Festín en Róterdam que prolonga la crisis del Twente
Foto: feyenoord.nl

Con mucha autoridad y solvencia el Feyenoord ha logrado una imponente goleada sobre un alicaído Twente en uno de los partidos que más expectativas generaba de cara la jornada 13 del campeonato tulipán.

Mucho se había especulado en la antesala al compromiso, que reunía a dos equipos de peso en la actualidad holandesa, pero con arranques completamente distintos de temporada. Era el escenario ideal para ambos equipos: el local debía aprovechar el traspié del PSV en su visita a Tilburgo para acercarse al líder de la competencia, mientras que el otro encontraba un majestuoso escenario para dar un golpe sobre la mesa y demostrar una mejoría. Sólo uno de los dos podría hacer realidad su objetivo.

Gustafson al cuadrado

Desde los primeros instantes del compromiso las múltiples bajas y la fragilidad del conjunto de Enschede empezarían a hacerse notar en la circulación del balón y en el ritmo del juego, el cual estaba siendo controlado a placer por el equipo local. Con un mediocampo muy proyectado hacia el frente, el Feyenoord empujaba al visitante hasta el último tercio de la cancha, en un asedio ofensivo que no tardaría mucho en tener sus resultados.

Apenas siete minutos habían transcurrido en el marcador cuando cayó el primer tanto del compromiso. Karim El Ahmadi iniciaba la jugada cuando llegaba hasta el borde del área con el balón en su dominio, pasándosela a Eljero Elia en la banda izquierda, quien devolvía el esférico hacia el medio de primera intención con un pase raso, el cual remataría Simon Gustafson con la pierna derecha y colocaría el balón en una posición donde el joven guardameta visitante no llegaría.

El tempranero gol fue como un balde de agua fría para los Tukkers, que en ningún momento encontraron la fórmula para estabilizar sus líneas y hacer frente a la desventaja. Transcurrieron los minutos de superioridad local hasta que finalmente pudieron obtener el segundo tanto del partido. Tras un pase en profundidad de Marko Vejinovic, Michiel Kramer remataba sin mucha fuerza a la portería en un disparo sacado por el portero visitante, pero en el rebote aparecía nuevamente Gustafson, que con sólo empujar el esférico aumentaba la ventaja con 26 minutos en el reloj.

La primera mitad finalizaba y las sensación de inconformidad se hacía presente en el público local, que a pesar de la alegría sabía que su equipo podía haber conseguido alguna anotación más antes de que Liesveld decretara el descanso. Se vaticinaba una larga tarde para el Twente.

Cinco minutos de alegría y centros por derecha

No habían terminado de entrar en calor nuevamente los equipos cuando cayó el tercer tanto local.
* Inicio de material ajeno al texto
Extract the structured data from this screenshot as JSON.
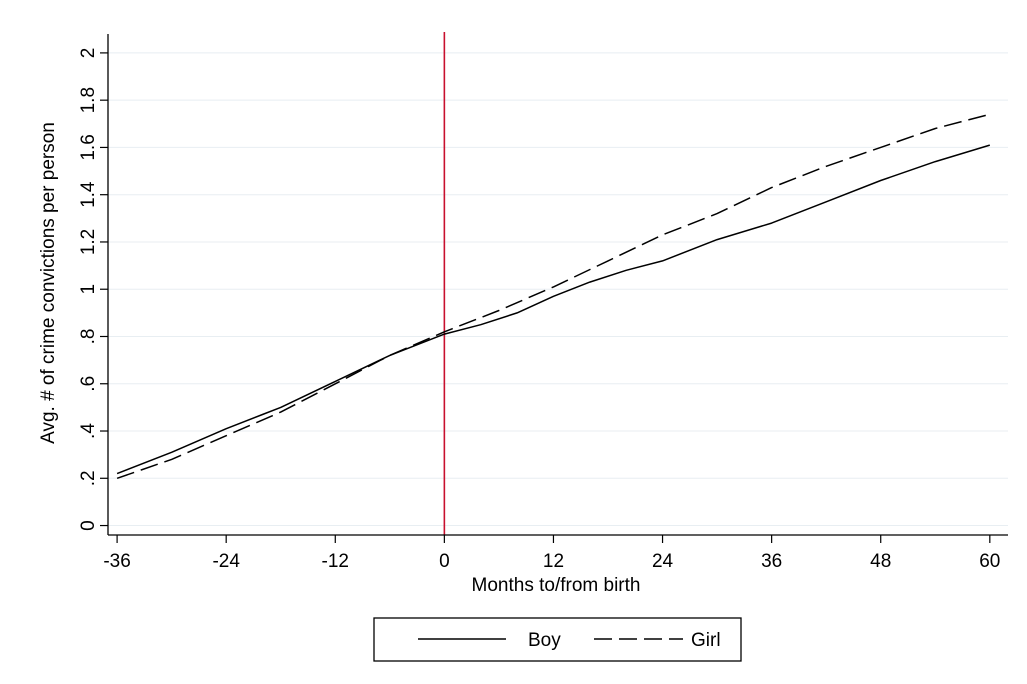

La primera jugada ofensiva del Feyenoord en la segunda parte llegaba con una carrera providencial del capitán Dirk Kuyt por el sector derecho, quien a línea de fondo envió un centro quirúrgico a la cabeza del espigado delantero Michiel Kramer, que sin mayor objeción de la defensa ampliaba más la ya segura victoria.

Sin ningún tipo de posibilidades, los visitantes sólamente veían las aproximaciones locales que hacían tambalear súbitamente a una defensa que extrañó mucho a Robert Schilder y Hidde ter Avest. Cuando el cronómetro indicaba los 50 minutos de tiempo transcurrido, el cuarto gol llegaba. Un centro por derecha de Rick Karsdorp encontraba la pierna de Karim El Ahmadi, que entró completamente solo al área chica ante la displicente marca de Renato Tapia y Joachim Andersen.
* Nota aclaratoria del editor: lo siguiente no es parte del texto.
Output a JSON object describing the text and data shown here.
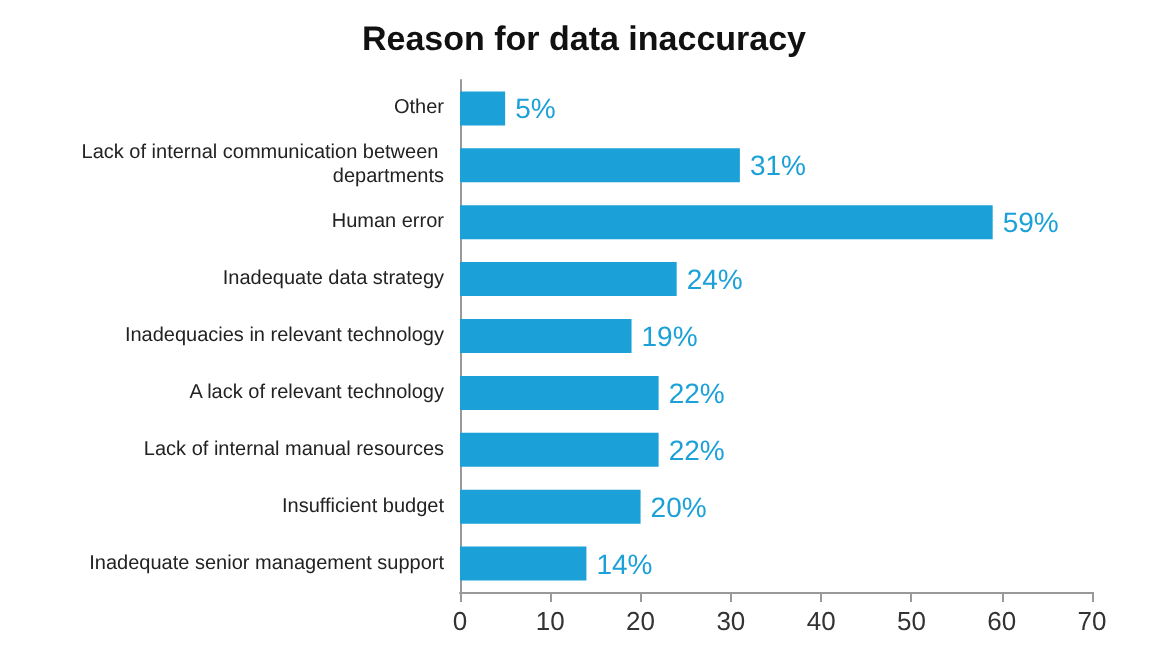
{
  "chart_data": {
    "type": "bar",
    "orientation": "horizontal",
    "title": "Reason for data inaccuracy",
    "categories": [
      "Other",
      "Lack of internal communication between departments",
      "Human error",
      "Inadequate data strategy",
      "Inadequacies in relevant technology",
      "A lack of relevant technology",
      "Lack of internal manual resources",
      "Insufficient budget",
      "Inadequate senior management support"
    ],
    "values": [
      5,
      31,
      59,
      24,
      19,
      22,
      22,
      20,
      14
    ],
    "value_labels": [
      "5%",
      "31%",
      "59%",
      "24%",
      "19%",
      "22%",
      "22%",
      "20%",
      "14%"
    ],
    "color": "#1ba1d8",
    "xlim": [
      0,
      70
    ],
    "xticks": [
      0,
      10,
      20,
      30,
      40,
      50,
      60,
      70
    ],
    "grid": false
  }
}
Con los cuatro tantos en su haber, los dirigidos por Gio van Bronckhorst bajaron la intensidad y se dedicaron a administrar una victoria que no tendría discusión alguna. El estratega Rene Heke por su parte trató de refrescar el centro del campo para recuperar un poco el balón y evitar una derrota más amplia, pero la desesperación fue el común denominador de sus pupilos, quienes veían a los 75 minutos la expulsión de Tim Holscher, quien no tenía más de 60 segundos de haber ingresado a la cancha.
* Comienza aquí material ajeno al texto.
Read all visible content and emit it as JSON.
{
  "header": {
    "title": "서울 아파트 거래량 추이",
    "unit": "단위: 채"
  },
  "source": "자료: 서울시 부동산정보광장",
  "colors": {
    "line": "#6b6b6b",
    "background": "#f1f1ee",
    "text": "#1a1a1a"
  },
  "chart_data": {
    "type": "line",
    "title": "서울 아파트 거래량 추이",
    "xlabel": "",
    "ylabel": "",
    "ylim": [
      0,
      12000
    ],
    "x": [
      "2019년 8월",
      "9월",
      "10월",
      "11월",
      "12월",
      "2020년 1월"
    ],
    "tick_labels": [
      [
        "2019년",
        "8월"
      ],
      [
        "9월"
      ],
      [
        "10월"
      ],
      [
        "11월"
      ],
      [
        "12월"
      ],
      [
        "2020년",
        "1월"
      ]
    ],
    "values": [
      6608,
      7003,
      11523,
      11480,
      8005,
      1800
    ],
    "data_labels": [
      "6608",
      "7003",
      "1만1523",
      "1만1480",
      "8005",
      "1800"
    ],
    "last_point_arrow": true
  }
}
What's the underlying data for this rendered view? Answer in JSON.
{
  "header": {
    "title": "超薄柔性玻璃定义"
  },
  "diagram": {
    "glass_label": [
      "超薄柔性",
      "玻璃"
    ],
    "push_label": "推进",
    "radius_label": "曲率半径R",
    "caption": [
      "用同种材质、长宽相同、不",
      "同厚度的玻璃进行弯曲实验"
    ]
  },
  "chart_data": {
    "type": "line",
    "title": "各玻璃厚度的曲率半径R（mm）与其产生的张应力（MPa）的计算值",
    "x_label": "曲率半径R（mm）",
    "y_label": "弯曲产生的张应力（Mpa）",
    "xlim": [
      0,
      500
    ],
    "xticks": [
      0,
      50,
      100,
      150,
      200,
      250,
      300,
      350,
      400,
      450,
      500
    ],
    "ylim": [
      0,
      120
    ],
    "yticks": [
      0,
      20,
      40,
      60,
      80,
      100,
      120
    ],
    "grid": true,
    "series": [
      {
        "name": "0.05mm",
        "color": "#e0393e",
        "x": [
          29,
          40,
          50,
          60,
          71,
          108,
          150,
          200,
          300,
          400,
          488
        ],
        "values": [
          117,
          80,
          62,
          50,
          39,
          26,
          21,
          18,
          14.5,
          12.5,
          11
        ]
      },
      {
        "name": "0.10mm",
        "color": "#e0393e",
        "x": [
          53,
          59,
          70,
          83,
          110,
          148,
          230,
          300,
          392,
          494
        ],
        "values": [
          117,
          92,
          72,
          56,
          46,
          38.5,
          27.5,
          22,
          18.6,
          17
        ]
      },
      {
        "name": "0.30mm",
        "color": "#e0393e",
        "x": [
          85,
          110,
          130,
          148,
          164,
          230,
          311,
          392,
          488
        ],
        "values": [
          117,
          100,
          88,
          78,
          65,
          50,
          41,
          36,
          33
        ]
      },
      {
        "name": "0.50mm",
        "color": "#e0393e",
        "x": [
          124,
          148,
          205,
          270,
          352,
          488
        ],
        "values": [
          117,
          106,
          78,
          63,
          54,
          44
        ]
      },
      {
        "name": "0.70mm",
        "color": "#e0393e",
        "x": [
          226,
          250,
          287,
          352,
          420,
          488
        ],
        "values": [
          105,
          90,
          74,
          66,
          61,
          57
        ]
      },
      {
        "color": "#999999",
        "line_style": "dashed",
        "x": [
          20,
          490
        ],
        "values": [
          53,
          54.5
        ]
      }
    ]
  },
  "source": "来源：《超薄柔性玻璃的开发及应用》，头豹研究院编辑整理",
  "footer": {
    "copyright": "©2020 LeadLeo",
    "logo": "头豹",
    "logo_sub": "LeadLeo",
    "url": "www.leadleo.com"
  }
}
La goleada la terminó completando Bilal Basacikoglu en el segundo minuto del tiempo agregado, luego de haber ingresado al campo de juego al inicio de la segunda mitad. Cinco goles que le sientan muy bien al conjunto de Róterdam para recuperar la segunda plaza de la Eredivisie, mientras que el Twente deberá enfocarse en su nueva prioridad esta campaña: evitar el descenso.